No agregador de informação wikipédia pode ler-se:

Despite its abundant natural resources, output per capita is among the world’s lowest. Subsistence agriculture provides the main livelihood for 85% of the population. Oil production and the supporting activities are vital to the economy, contributing about 45% to GDP and 90% of exports. Growth is almost entirely driven by rising oil production which surpassed 1.4 million barrels per day (220×103 m3/d) in late-2005 and which is expected to grow to 2 million barrels per day (320×103 m3/d) by 2007. Control of the oil industry is consolidated in Sonangol Group, a conglomerate which is owned by the Angolan government. With revenues booming from oil exports, the government has started to implement ambitious development programs in building roads and other basic infrastructure for the nation.

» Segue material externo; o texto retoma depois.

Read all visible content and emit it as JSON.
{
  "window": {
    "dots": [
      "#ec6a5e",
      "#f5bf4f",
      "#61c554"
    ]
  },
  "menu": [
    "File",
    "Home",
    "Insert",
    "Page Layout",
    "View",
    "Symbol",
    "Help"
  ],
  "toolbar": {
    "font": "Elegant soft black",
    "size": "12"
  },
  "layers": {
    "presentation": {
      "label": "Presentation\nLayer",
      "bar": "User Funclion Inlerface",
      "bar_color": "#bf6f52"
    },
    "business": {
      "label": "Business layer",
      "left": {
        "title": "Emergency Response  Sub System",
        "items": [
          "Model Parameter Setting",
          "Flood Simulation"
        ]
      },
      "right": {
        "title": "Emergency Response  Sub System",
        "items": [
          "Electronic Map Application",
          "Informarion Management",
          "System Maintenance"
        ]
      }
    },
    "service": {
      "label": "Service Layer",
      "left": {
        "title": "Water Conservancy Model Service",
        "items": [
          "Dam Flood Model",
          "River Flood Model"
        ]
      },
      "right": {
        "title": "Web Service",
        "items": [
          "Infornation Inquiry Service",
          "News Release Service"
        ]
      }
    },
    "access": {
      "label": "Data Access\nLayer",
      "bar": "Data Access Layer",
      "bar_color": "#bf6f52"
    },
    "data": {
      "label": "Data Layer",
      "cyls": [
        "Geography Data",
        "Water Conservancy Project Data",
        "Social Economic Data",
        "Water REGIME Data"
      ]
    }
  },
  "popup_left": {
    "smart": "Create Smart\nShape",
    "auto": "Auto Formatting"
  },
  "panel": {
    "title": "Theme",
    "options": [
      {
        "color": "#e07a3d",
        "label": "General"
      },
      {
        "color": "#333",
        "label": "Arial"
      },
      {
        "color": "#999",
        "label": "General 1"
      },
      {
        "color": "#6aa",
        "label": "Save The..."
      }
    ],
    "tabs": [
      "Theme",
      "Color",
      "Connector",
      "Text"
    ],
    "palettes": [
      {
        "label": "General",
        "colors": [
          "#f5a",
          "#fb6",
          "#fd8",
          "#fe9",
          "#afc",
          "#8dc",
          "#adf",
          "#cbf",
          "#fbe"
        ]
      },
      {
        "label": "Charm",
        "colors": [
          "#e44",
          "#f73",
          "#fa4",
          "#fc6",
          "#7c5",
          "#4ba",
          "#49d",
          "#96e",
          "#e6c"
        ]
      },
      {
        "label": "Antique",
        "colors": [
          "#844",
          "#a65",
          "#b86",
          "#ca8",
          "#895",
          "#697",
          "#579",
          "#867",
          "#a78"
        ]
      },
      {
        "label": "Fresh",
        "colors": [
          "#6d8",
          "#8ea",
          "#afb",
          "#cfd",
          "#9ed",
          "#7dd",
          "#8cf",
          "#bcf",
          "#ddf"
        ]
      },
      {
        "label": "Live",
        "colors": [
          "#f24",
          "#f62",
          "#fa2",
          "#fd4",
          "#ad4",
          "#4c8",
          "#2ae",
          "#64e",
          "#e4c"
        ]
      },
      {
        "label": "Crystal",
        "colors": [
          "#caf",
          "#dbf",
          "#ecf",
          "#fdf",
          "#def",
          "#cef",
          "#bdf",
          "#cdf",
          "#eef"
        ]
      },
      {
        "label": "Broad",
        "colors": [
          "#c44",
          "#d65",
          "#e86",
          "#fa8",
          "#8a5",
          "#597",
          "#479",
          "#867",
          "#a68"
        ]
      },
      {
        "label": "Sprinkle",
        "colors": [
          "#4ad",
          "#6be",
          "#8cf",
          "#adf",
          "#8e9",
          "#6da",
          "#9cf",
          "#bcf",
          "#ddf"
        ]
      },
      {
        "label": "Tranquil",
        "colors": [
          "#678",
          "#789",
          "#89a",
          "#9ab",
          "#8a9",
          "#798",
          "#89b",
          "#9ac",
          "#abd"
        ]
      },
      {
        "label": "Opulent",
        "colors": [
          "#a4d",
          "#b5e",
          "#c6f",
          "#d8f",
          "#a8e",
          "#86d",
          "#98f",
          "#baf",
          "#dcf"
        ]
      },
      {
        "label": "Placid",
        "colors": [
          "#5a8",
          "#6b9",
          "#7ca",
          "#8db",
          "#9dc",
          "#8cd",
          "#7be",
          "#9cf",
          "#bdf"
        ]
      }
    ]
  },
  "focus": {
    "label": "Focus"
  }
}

Ainda sobre a agricultura, a TDS escreve:

In the last decade of the colonial period, Angola was a major African agricultural exporter. Because of severe wartime conditions, including the massive dislocation of rural people and the extensive laying of landmines throughout the countryside, agricultural activities came to a near standstill, and the country now imports over half of its food. Small-scale agricultural production has increased several-fold over the last 5 years due to demining efforts, infrastructure improvements, and the ability of returnees and internally displaced persons (IDPs) to return safely to agricultural areas, yet production of most crops remains below 1974 levels. Some efforts at commercial agricultural recovery have gone forward, notably in fisheries and tropical fruits, but most of the country’s vast potential remains untapped. Recently proposed land reform laws attempt to reconcile overlapping traditional land use rights, colonial-era land claims, and recent land grants to facilitate significant commercial agricultural development. However, the lack of clear title to land tracts and burdensome registration process in Angola continues to be a significant impediment to foreign investment in the agriculture sector.

Ao nível do sector terciário, Portugal apresenta-se com 75% da receita do PIB, dentro da média dos países desenvolvidos, enquanto Angola atinge apenas 28%.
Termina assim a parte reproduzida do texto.